In 2009 Strasburg et al. refined the cost-sensitive detection concepts to better describe response systems[86]. They considered three factors: response operational cost, response goodness, and response impact on the system. While some factors used in their cost assessment methodology were subjective, even a subjective measure of cost can inform whether or not any response should be taken. If the cost of a response outweighs its benefits, then alternatives must be sought or planned responses abandoned. Cost-driven optimizations
such as those by Strasburg et al. can both enable better decision making by automated system and simultaneously allow more efficient use of limited computing resources.

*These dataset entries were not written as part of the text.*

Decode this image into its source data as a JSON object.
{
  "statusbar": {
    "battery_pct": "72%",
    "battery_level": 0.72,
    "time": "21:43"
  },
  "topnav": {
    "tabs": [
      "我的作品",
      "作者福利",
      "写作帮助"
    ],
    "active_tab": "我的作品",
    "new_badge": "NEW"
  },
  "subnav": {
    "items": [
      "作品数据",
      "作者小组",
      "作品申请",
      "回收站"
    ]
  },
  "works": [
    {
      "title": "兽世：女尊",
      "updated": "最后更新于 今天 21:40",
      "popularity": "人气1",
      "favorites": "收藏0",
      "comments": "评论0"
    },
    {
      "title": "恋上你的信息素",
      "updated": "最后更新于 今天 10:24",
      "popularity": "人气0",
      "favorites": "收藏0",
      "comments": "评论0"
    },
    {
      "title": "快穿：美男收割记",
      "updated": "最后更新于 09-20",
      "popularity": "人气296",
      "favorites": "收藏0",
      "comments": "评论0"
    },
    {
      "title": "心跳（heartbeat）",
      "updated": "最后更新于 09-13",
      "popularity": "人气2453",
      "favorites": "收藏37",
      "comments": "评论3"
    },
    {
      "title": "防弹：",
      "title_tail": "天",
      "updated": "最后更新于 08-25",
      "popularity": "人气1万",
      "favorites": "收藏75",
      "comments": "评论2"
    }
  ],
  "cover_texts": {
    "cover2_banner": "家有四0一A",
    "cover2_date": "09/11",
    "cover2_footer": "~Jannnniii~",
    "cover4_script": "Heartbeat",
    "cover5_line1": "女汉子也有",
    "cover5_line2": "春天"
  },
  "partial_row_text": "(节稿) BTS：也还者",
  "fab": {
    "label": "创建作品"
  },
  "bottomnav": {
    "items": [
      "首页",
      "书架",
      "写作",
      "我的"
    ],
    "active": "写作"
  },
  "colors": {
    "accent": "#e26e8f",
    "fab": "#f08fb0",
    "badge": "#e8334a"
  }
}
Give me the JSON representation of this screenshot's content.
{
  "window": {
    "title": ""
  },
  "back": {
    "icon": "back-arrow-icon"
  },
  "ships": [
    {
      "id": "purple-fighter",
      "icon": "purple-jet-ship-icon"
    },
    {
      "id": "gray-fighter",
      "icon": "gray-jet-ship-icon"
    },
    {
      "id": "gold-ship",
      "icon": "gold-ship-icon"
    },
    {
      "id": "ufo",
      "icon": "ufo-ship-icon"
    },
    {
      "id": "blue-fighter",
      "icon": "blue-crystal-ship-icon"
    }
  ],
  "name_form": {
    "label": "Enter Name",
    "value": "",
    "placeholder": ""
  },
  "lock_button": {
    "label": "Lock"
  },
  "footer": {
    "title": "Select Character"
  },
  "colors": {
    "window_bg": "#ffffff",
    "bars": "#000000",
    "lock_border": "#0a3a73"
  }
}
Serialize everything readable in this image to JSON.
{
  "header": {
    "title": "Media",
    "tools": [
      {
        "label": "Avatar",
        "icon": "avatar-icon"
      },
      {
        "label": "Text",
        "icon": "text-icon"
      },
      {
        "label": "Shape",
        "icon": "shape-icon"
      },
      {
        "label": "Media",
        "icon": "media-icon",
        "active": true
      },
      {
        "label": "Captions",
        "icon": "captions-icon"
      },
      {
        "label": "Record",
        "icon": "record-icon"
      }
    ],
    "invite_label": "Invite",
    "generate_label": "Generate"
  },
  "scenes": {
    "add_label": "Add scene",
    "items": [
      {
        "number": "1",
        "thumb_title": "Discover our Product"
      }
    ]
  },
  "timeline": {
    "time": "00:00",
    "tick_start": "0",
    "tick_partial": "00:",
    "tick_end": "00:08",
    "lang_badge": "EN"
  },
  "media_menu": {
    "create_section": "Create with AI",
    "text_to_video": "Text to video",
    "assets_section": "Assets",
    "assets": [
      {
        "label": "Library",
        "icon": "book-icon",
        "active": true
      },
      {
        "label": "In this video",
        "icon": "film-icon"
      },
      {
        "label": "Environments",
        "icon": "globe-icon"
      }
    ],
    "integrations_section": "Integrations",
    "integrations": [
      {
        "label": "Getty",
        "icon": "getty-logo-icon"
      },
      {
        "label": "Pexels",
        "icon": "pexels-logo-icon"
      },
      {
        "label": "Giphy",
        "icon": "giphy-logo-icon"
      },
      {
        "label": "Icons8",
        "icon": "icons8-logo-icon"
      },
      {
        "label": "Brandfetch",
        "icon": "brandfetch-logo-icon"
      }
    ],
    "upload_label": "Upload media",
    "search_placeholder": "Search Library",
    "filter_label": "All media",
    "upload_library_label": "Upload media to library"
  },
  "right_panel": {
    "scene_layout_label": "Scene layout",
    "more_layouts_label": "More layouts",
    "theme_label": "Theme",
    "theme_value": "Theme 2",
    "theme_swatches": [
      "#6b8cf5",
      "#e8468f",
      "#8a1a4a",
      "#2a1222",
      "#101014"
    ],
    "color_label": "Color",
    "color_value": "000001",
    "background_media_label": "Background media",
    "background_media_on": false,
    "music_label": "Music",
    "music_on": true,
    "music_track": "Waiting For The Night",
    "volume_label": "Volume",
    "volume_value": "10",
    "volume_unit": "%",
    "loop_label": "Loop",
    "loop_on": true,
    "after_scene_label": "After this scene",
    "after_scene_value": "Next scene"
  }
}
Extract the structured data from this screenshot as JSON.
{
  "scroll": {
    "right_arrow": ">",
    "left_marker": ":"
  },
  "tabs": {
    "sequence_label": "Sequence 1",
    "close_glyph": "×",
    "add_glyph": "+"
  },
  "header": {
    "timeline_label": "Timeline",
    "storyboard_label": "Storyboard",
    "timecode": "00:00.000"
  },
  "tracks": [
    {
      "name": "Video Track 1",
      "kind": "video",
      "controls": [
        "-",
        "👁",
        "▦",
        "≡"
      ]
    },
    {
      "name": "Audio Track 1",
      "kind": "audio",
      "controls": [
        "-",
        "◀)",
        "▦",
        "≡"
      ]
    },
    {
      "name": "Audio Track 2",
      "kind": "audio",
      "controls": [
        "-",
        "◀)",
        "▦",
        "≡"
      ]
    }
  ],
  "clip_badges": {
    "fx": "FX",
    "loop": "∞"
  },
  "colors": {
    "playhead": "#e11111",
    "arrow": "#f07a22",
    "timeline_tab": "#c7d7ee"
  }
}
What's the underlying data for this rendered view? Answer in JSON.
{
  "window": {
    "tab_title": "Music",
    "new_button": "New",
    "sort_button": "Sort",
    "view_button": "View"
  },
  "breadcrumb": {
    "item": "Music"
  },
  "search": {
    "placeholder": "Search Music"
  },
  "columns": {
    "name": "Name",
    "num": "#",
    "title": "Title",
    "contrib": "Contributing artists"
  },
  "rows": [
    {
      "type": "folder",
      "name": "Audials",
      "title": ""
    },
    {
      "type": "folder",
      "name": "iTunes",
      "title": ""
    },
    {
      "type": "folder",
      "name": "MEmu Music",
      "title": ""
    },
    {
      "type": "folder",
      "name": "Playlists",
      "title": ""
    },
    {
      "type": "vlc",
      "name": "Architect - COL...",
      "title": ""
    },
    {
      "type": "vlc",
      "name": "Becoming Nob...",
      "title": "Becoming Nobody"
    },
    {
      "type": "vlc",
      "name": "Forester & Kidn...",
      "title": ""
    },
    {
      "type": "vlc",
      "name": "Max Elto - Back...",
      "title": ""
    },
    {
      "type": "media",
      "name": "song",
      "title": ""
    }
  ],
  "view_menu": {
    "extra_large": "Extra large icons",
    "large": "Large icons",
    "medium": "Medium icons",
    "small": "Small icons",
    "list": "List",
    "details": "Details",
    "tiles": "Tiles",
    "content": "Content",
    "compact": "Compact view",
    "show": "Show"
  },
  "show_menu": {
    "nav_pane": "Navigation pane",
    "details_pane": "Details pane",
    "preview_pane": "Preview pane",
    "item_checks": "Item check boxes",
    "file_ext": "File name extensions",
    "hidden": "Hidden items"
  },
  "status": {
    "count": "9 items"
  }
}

More recent work by Barlet-Ros et al., while not directly related to intrusion detection, is relevant due to their use of predictive approaches for managing limited resources of network monitoring systems[18]. Their goal is to maintain bounds on network monitoring system accuracy by proactively shedding excess load. Similar to the PacketWrangler approach, they treat the monitoring software as a black box. However, their purpose is dynamic load shedding whereas PacketWrangler was intended for performance optimization even when systems are not overburdened. Their approach is novel, however, in that prior knowledge of cost models is not necessary.